My life started to unravel at a most alarming rate.

The interior of Ludlow Perdue Psychiatric Institute, otherwise known as the nut house, is for the most part a dark and lonely place. Oh, sure, there's plenty of voices to be heard at all hours of the night. But, disembodied voices are no friend of mine. Particularly if the voice is coming from inside my own head.

Not that it matters, or that it's any of your fucking business, but my name is Donner. Yeah, as in the Donner Party. Only, I never ate anyone. Well, at least not in the cannibalistic sense. You may be asking yourself, "What the hell kind of name is Donner?" And, to that I would reply, "Fuck you."

I moved from my hometown of Kitchener, which is just outside of Toronto a few years ago. Packed up and moved all the way out west to Vancouver with the hopes of becoming a star. I don't know it seemed like a good idea at the time. And, yes, I am Canadian. Though I make a conscious effort to avoid saying things such as 'eh' or 'aboot'. However there is something hot about a girl who pronounces it 'aboot'.

I moved in with my stoner friend Az, his girlfriend Cassidy, and their friend Meg. Meg was also from the Toronto area, though we'd never met before. Somehow or another Cassidy became my girlfriend before it was all over with. Az didn't seem to mind. Either he didn't know or he didn't care. Regardless, I know they were still screwing around. I never actually caught them, but there was just something about the way they were always hanging off of each other. I really could have cared less. Cassidy was my girlfriend for the pure and simple fact that she was there. Granted, I got off on her aggressive bitchiness.
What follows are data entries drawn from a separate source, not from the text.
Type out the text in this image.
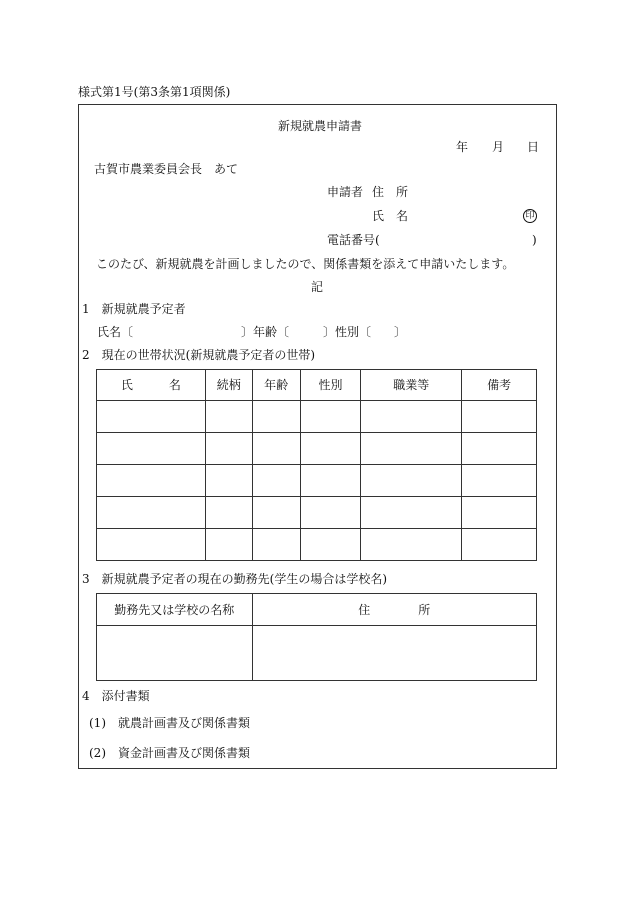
様式第1号(第3条第1項関係)
新規就農申請書
年 月 日
古賀市農業委員会長　あて
申請者 住　所
氏　名	印
電話番号(	)
このたび、新規就農を計画しましたので、関係書類を添えて申請いたします。
記
1　新規就農予定者
氏名〔	〕年齢〔	〕性別〔 〕
2　現在の世帯状況(新規就農予定者の世帯)
氏　　　名	続柄	年齢	性別	職業等	備考

3　新規就農予定者の現在の勤務先(学生の場合は学校名)
勤務先又は学校の名称	住　　　　所

4　添付書類
(1)　就農計画書及び関係書類
(2)　資金計画書及び関係書類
But, I slept with Meg also. She was like the polar opposite of Cassidy. Sweet, soft spoken, very inhibited… but that may've been due to the fact that she was only fifteen. As far as I know, she had only dated Ethan before… well, I can't say dated me… before she was with me. Cassidy on the other hand had been around and done things most people have only read about in books. My dalliances with Meg pretty much came to an end when my friend Jake from back east moved in. She fell in love with that pretty boy jock for some reason. I didn't care. Cassidy or Meg, when it came down to it was all the same to me. Hell, I would've fucked Az had he offered. All I cared about was getting high and watching tv.

Az, myself, and his friend John started a band. It was really really; I mean just totally fucking horrible. We were probably about the worst band in all of Canada, and that's saying a lot. Despite our stories to the contrary, we were never almost signed to a label. We couldn't even give our tapes away. It was fun while it lasted though. Sort of.

Az and I would work at the hot dog stand all day, get our $60 and go spend it on beer at a party that not only did our band play for free, but we also had to pay to get in the door. Sometimes we even had to pay to play. But, for a few hours we were rock stars in our own minds because a bunch of drunken kids would cheer. Thinking back, maybe the cheers were because we had stopped playing.

All five of us, which was me, Az, Cassidy, Meg, and Jake, only lived all together for a few months shy of a year. But, I swear, it felt like a fucking millennia. By the time Jake moved in we were completely dependent on welfare checks to support ourselves and our habits. The band was non existent. Az and John weren't on speaking terms, not that John talked very much to begin with. And, we'd all become old pros in the fine art of shoplifting. Incidentally, before Jake had even moved in, I had already borrowed $600 of the $720 that I would come to owe my little sister Sarah. In fact, I still owe her that money to this very day, which is probably why she doesn't talk to me anymore. Well, that added onto the other morally reprehensible act I had committed when I trekked my sorry ass back to Kitchener to ask her for the money in the first place. That, however, is between me and Sarah. Definitely not between me and you.

I even resorted to selling my ass a few times. Nothing says luvin' quite like some old coot reeking of whiskey fucking you in a very uncomfortable place. But, my occasional discomfort kept our electricity on. Nobody asked where I got the extra money. I never asked where they got theirs on the rare occasions that those lazy fucks chipped in anything extra. Some things you do you just don't share with your friends. I don't have any friends now. No enemies either. Unless you would count myself as an enemy. And, I sure as shit would. My arms pay dearly for my current self-loathing. But, that little detail is none of your fucking business. None of this is, really.